Li trovo osceni nel servire a moltitudini di rincoglioniti una finta ribellione apparecchiata dal sistema, quella dinamica che voleva denunciare Peppino Impastato quando si scagliava contro la libertà del sesso e della droga negli anni settanta, sosteneva servisse a distogliere i veri rivoluzionari dai veri problemi, mi viene in mente anche Zabriskie Point di Michelangelo Antonioni (Segnalo anche la colonna sonora dei Pink Floyd, non me ne vogliano i Maneskin).

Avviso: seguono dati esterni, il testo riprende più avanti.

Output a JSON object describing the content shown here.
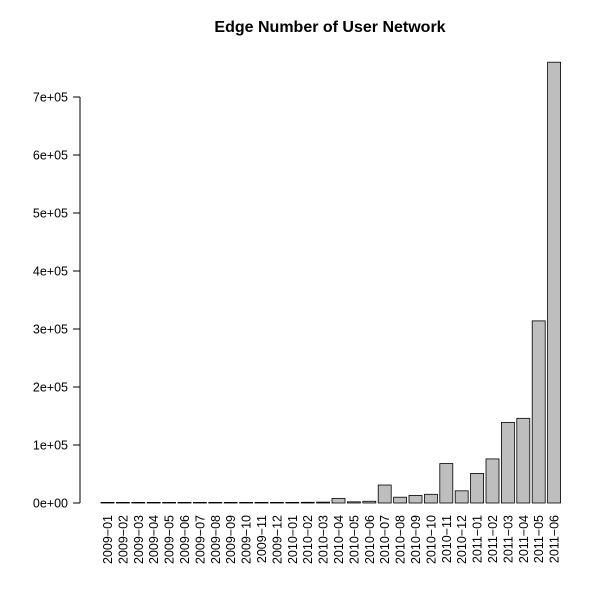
{
  "chart_data": {
    "type": "bar",
    "title": "Edge Number of User Network",
    "xlabel": "",
    "ylabel": "",
    "categories": [
      "2009-01",
      "2009-02",
      "2009-03",
      "2009-04",
      "2009-05",
      "2009-06",
      "2009-07",
      "2009-08",
      "2009-09",
      "2009-10",
      "2009-11",
      "2009-12",
      "2010-01",
      "2010-02",
      "2010-03",
      "2010-04",
      "2010-05",
      "2010-06",
      "2010-07",
      "2010-08",
      "2010-09",
      "2010-10",
      "2010-11",
      "2010-12",
      "2011-01",
      "2011-02",
      "2011-03",
      "2011-04",
      "2011-05",
      "2011-06"
    ],
    "category_labels": [
      "2009−01",
      "2009−02",
      "2009−03",
      "2009−04",
      "2009−05",
      "2009−06",
      "2009−07",
      "2009−08",
      "2009−09",
      "2009−10",
      "2009−11",
      "2009−12",
      "2010−01",
      "2010−02",
      "2010−03",
      "2010−04",
      "2010−05",
      "2010−06",
      "2010−07",
      "2010−08",
      "2010−09",
      "2010−10",
      "2010−11",
      "2010−12",
      "2011−01",
      "2011−02",
      "2011−03",
      "2011−04",
      "2011−05",
      "2011−06"
    ],
    "values": [
      50,
      100,
      150,
      200,
      250,
      300,
      350,
      400,
      500,
      600,
      700,
      800,
      1000,
      1200,
      1500,
      8000,
      2000,
      3000,
      31000,
      10000,
      13000,
      15000,
      68000,
      21000,
      51000,
      76000,
      139000,
      146000,
      314000,
      760000
    ],
    "ylim": [
      0,
      760000
    ],
    "yticks": [
      0,
      100000,
      200000,
      300000,
      400000,
      500000,
      600000,
      700000
    ],
    "ytick_labels": [
      "0e+00",
      "1e+05",
      "2e+05",
      "3e+05",
      "4e+05",
      "5e+05",
      "6e+05",
      "7e+05"
    ],
    "grid": false,
    "colors": {
      "bar_fill": "#bebebe",
      "bar_stroke": "#000000",
      "axis": "#000000"
    }
  }
}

Sono osceni perché sono i pifferai magici dei nostri poveri e tormentati figli.

Figli che anche grazie a questi insulsi pseudo-artisti si sentono “ribelli” essendo i più penosamente conformi, mettendosi la mascherina, facendosi inoculare, facendo i “ricchiòni” anche se non lo sono ― perché se lo sono che vivano con felicità la proprie inclinazioni ― ragazzi che se ci provano con una ragazza sono terrorizzati sia qualificabile violenza ma se invece ci provano con qualcuno del loro stesso sesso magari ricevano applausi, consensi unanimi e incoraggiamenti.

Ma torniamo a loro, a loro che hanno addirittura aperto il concerto di Las Vegas di quelle penose cariatidi ottantenni, ormai anche loro da decenni pienamente aderenti al pensiero prog-dem globale, quelli che si diedero il nome di una canzone di Bob Dylan ― gran massone quest’ultimo peraltro.

Bene, non riesco proprio ad ascoltarli, la mia prevenzione mi fa già immaginare gli arrangiamenti di chi li ha pompati che mi salgono come un rigurgito acido, il fastidio dell’arricchimento del sound fatto dal tecnico del suono per nobilitare quella palude musicale, l’irritazione delle mani invisibili che hanno tirato tutti i fili giusti per fargli fare una carriera folgorante, l’orrore dei maghi che hanno mescolato tutti gli ingredienti nelle giuste dosi.

Certo il materiale di partenza non poteva essere proprio pessimo ma di certo mai neanche troppo buono, perché gli artisti veri non sono malleabili, non sarebbero mai andati bene, per queste cose ci vogliono degli utili idioti che non potrebbero mai osare di camminare con le loro gambe in autonomia.

Insomma, non ce le faccio, non penso che ce la farò mai, cercherò di evitarli il più a lungo possibile, spero di riuscirli a sentire quando sono già destinati a un repentino declino se non mai.

Rivendico il mio diritto a negargli le orecchie, il cervello e il cuore e, ad ogni buon conto, sono preparato al peggio, io ho l’antidoto (v. sotto)! Le note giuste per attempati male abituati perché usi ad ascoltare musica spesso, se non sempre, di qualità, e mai il “circo del Circo” di stasera.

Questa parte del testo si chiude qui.